Categories
bot captcha douglas kastle ocr recaptcha

reCAPTCHA – Class

It is not often you see a service that solves two problems at the same time. I like the simplicity of this one.

CAPTCHA’s have become an unfortunate necessity of the internet, used by certain websites to block bot attacks and try an guarantee that the thing on the other end of the internet connection is a human. CAPTCHA usually take the form of an image or a warped word that a computer can’t read and only a human (it is assumed) can correctly decipher. This requires a back end image generated that knows the correct answer and can let blog comments or website registration continue once a CAPTCHA has been solved. It is an imperfect solution to the internet scourge.

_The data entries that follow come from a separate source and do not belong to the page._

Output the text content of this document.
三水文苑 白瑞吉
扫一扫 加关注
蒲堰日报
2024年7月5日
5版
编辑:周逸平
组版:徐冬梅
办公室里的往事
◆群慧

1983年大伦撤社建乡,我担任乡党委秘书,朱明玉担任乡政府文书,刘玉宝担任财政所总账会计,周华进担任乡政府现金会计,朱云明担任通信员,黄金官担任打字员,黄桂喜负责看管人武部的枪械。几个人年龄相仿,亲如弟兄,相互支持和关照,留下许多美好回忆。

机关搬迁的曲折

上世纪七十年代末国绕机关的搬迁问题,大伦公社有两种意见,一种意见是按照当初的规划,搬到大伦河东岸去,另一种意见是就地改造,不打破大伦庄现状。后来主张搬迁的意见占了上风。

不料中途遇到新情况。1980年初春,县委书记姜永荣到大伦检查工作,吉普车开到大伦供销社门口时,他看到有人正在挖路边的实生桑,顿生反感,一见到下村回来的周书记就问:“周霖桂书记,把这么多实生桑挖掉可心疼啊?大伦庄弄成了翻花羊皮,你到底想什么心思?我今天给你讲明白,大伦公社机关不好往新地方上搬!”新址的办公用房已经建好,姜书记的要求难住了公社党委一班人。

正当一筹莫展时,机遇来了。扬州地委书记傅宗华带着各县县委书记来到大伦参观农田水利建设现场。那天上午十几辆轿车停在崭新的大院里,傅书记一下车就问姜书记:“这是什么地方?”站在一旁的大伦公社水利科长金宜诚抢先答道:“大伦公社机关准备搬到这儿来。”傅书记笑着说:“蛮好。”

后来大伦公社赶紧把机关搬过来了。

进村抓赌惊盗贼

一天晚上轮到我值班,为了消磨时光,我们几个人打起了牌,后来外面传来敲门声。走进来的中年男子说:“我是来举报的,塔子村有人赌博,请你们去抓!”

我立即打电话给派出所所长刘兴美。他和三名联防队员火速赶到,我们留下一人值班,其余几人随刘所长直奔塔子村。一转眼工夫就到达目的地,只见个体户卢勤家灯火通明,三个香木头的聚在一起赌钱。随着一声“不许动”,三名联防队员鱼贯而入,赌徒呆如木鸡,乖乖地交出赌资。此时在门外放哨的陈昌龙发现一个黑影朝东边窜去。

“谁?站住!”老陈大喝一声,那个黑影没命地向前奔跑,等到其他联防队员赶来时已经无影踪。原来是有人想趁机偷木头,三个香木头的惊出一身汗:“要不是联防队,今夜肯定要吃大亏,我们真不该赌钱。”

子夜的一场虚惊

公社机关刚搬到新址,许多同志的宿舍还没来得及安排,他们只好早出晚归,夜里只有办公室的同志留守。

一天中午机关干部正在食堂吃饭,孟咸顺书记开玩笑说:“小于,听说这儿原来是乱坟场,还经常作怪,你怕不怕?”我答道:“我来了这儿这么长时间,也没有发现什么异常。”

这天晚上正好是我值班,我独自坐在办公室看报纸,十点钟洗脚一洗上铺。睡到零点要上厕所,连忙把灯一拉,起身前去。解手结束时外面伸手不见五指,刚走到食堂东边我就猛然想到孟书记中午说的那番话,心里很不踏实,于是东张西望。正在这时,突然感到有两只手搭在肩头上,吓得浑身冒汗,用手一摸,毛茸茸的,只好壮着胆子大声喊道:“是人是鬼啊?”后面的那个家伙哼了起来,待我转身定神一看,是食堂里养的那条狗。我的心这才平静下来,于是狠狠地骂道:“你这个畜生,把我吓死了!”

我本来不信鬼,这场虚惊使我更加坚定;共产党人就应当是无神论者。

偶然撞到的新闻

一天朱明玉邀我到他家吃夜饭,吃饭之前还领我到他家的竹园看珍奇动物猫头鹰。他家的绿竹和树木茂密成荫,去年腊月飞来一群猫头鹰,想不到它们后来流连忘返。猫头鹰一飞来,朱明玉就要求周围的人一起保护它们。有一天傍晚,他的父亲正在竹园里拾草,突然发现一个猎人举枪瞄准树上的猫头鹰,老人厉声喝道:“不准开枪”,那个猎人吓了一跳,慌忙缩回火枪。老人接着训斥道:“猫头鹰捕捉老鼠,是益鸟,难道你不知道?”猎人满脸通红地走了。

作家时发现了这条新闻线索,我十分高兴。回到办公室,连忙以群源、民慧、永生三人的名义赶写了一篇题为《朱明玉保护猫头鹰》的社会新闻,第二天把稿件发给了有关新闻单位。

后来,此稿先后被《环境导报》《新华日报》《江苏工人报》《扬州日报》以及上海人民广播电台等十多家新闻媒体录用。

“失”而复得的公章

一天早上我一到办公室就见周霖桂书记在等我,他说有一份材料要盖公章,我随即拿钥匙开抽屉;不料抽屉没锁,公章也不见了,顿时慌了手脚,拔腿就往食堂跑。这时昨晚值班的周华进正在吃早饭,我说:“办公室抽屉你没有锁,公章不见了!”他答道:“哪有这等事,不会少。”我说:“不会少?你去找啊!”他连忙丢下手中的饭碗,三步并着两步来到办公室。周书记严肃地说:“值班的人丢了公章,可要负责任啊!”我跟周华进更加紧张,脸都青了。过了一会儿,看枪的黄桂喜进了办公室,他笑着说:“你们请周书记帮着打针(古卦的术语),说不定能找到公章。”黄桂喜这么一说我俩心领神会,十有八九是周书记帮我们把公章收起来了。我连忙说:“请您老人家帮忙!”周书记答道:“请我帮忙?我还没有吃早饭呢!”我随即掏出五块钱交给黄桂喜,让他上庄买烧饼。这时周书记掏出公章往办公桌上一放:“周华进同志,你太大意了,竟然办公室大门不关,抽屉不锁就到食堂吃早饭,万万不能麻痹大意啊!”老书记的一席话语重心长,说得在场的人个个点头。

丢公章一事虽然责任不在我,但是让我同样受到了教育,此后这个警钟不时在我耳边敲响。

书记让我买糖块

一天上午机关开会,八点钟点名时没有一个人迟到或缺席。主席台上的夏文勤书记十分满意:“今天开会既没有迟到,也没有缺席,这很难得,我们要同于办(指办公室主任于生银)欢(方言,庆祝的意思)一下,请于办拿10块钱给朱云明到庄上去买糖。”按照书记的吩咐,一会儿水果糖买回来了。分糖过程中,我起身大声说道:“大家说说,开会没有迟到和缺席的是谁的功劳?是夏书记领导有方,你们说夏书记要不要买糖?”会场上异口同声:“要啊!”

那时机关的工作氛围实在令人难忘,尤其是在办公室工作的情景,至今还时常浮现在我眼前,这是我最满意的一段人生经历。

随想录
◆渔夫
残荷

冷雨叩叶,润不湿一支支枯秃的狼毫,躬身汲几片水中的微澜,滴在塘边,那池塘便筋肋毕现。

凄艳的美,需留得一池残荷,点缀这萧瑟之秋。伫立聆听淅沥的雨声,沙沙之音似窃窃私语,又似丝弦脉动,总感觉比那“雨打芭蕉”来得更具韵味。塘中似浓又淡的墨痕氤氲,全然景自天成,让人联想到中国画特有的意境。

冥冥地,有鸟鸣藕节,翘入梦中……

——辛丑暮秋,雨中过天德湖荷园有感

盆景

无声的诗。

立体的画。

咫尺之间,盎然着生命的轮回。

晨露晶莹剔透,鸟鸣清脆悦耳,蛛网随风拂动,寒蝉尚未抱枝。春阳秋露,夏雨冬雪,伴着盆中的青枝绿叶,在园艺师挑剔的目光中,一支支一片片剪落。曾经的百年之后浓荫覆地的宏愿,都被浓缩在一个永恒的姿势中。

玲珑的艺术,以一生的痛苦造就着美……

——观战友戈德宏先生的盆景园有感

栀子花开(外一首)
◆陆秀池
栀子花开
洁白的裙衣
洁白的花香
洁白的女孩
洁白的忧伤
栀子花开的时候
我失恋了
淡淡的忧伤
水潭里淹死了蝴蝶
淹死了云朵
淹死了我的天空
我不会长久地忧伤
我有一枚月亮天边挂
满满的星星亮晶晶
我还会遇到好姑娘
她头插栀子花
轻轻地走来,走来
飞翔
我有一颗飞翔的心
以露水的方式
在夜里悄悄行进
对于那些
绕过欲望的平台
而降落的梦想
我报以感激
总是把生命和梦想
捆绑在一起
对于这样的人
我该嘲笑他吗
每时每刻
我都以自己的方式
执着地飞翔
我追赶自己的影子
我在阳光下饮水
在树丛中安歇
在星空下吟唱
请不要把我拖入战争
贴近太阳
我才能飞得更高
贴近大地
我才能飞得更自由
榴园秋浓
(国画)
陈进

“About 60 million CAPTCHAs are solved by humans around the world every day. In each case, roughly ten seconds of human time are being spent. Individually, that’s not a lot of time, but in aggregate these little puzzles consume more than 150,000 hours of work each day.”

Well if we live with it can’t we some how use it. So a crowd called reCAPTCHA have come up with an interesting technique. Some where in the world loads of old documents are been scanned and one problem that they have to overcome is OCR tools being unable to read certain scanned words, ready made CAPTCHAs.

My first thought on the matter was, if the OCR tools can’t correctly read the garbled word, how would it know if when supplied to a human user that the returned answer is correct. Simple supply 2 words one known and one unknown. Without the user knowing which if the 2 is correct the assumption is made if the user correctly enters the known word the unknown word answer is assumed to be correct.

There doesn’t appear to be support in blogger yet but I’ll be keeping an eye on this one.